Narrowline Laser Cooling and Spectroscopy of Molecules via Stark States
Kameron Mehling, Justin J. Burau, Logan E. Hillberry, Mengjie Chen, Parul Aggarwal, Lan Cheng, Jun Ye, Simon Scheidegger
TL;DR
This work demonstrates how the metastable A′^2Δ electronic state in YO can be Stark-polarized with modest electric fields to isolate pure-parity, field-insensitive transitions, enabling quasi-closed photon cycling in a diatomic molecule. Using high-resolution Stark spectroscopy, the authors determine absolute transition frequencies with a fractional uncertainty of 9×10^-12 and constrain the ΔΛ-doublet splitting to below 7 kHz, establishing a robust footing for narrowline cooling. They achieve the first narrowline laser cooling of a molecule, cooling YO in two dimensions by 0.73 μK using an all-narrowline scheme that minimizes repump-induced heating and suggests scalable paths to recoil-limit cooling in optical lattices or tweezers.

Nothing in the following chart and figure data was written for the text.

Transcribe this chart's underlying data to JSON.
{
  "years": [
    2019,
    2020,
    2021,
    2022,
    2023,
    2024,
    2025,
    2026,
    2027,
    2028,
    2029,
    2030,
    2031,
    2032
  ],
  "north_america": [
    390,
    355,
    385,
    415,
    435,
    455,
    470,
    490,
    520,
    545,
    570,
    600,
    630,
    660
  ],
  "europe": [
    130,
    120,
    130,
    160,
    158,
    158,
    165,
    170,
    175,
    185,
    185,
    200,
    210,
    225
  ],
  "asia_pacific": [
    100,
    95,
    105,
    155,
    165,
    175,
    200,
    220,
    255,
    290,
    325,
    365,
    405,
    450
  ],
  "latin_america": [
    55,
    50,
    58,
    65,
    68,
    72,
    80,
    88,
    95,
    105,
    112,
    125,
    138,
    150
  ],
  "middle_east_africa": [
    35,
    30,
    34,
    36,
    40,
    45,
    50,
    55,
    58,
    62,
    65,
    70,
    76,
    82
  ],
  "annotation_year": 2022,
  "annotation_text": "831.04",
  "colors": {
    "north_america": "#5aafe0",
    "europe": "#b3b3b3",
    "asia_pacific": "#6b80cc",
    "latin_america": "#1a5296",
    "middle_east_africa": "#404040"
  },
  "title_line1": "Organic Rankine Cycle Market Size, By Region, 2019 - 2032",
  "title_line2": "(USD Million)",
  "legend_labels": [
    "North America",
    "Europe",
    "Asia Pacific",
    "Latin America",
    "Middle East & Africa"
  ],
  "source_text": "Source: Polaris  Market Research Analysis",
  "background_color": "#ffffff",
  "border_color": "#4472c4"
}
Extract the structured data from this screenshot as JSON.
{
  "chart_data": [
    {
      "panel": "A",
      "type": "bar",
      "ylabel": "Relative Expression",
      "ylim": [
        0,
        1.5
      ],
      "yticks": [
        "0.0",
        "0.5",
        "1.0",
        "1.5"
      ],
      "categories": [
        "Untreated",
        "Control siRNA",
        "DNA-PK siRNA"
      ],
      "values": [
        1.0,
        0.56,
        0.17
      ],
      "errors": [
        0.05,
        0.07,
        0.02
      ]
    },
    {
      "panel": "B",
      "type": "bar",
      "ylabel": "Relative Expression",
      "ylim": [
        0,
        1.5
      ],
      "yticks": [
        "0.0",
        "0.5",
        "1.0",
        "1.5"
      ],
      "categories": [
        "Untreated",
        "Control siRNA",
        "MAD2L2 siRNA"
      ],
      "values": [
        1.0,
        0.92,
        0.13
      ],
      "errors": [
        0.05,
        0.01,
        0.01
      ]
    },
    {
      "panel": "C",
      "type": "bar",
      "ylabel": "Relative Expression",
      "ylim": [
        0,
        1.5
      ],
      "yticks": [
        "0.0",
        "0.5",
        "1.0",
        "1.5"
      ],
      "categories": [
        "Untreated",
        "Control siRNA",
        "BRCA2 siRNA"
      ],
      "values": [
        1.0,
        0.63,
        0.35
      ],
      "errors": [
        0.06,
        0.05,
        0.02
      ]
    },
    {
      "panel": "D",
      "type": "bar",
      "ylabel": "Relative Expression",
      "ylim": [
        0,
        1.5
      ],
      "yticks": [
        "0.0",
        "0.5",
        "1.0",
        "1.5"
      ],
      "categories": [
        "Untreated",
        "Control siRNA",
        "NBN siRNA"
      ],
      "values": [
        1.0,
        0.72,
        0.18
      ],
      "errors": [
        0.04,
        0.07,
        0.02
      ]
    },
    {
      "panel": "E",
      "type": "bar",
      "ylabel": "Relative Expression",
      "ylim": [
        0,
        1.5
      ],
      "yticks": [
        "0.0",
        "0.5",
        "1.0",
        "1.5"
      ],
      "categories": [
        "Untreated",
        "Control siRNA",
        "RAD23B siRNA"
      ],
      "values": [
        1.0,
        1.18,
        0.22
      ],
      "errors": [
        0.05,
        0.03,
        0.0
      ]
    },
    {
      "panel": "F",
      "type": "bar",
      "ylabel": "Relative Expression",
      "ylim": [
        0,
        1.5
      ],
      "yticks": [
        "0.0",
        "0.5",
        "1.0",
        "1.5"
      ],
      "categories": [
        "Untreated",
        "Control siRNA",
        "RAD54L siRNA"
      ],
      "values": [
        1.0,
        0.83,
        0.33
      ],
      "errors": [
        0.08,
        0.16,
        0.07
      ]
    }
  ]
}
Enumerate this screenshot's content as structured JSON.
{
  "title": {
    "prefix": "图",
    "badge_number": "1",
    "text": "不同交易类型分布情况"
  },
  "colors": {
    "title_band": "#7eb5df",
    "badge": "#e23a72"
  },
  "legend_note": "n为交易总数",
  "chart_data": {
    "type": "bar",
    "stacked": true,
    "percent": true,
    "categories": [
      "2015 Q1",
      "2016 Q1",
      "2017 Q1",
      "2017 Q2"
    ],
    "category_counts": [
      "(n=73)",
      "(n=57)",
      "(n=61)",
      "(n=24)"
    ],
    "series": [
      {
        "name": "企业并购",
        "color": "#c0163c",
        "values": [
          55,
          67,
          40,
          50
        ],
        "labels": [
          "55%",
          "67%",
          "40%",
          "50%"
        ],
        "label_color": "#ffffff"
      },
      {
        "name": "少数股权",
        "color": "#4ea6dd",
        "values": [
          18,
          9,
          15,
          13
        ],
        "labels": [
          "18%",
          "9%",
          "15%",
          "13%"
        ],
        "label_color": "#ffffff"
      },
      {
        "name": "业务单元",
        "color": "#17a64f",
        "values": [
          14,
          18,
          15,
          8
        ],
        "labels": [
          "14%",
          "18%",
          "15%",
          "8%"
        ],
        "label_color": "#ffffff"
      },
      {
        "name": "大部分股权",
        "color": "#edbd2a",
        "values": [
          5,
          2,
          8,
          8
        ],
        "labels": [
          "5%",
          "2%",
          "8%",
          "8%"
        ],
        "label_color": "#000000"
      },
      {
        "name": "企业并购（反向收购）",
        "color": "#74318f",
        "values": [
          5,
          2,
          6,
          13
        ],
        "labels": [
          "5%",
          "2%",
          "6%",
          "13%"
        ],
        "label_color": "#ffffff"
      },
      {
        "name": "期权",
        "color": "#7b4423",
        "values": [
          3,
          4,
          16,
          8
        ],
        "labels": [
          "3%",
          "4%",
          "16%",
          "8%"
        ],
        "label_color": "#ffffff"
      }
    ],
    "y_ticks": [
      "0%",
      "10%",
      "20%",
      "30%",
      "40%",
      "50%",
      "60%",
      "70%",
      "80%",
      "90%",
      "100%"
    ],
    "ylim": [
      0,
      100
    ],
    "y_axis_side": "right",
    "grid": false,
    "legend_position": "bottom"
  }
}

The study also lays out a roadmap for extending these techniques to the longer-lived A′^2Δ5/2 state, which could enable low-field dipolar quantum simulation and enhanced sensitivity to fundamental symmetry tests, including nuclear Schiff moments in heavy MO molecules such as AcO. Overall, the approach broadens molecular laser cooling beyond traditional strong transitions and opens opportunities for precision measurements and quantum simulations with MO molecules.
Abstract
The electronic energy level structure of yttrium monoxide (YO) provides a long-lived, low-lying $^{2}Δ$ state ideal for high-precision molecular spectroscopy, narrowline laser cooling at the single photon-recoil limit, and studying dipolar physics with unprecedented interaction strength. High-resolution laser spectroscopy of ultracold laser-cooled YO molecules is used to study the Stark effect in the A$^{\prime}\,^{2}Δ_{3/2}\,J=3/2$ state. An immediate onset of the linear Stark effect is observed in the presence of weak applied electric fields due to the near degenerate $Λ$-doublet and the large electric dipole moment. By applying a small electric field the Stark insensitive state is spectroscopically isolated and the absolute transition frequency to the X$\,^2Σ^+$ electronic ground state is determined with a fractional frequency uncertainty of 9 $\times$ 10$^{-12}$. This electric field control is necessary to implement a quasi-closed photon cycling scheme that preserves parity. With this scheme the first narrowline laser cooling of a molecules is demonstrated, reducing the temperature of sub-Doppler cooled YO in two dimensions.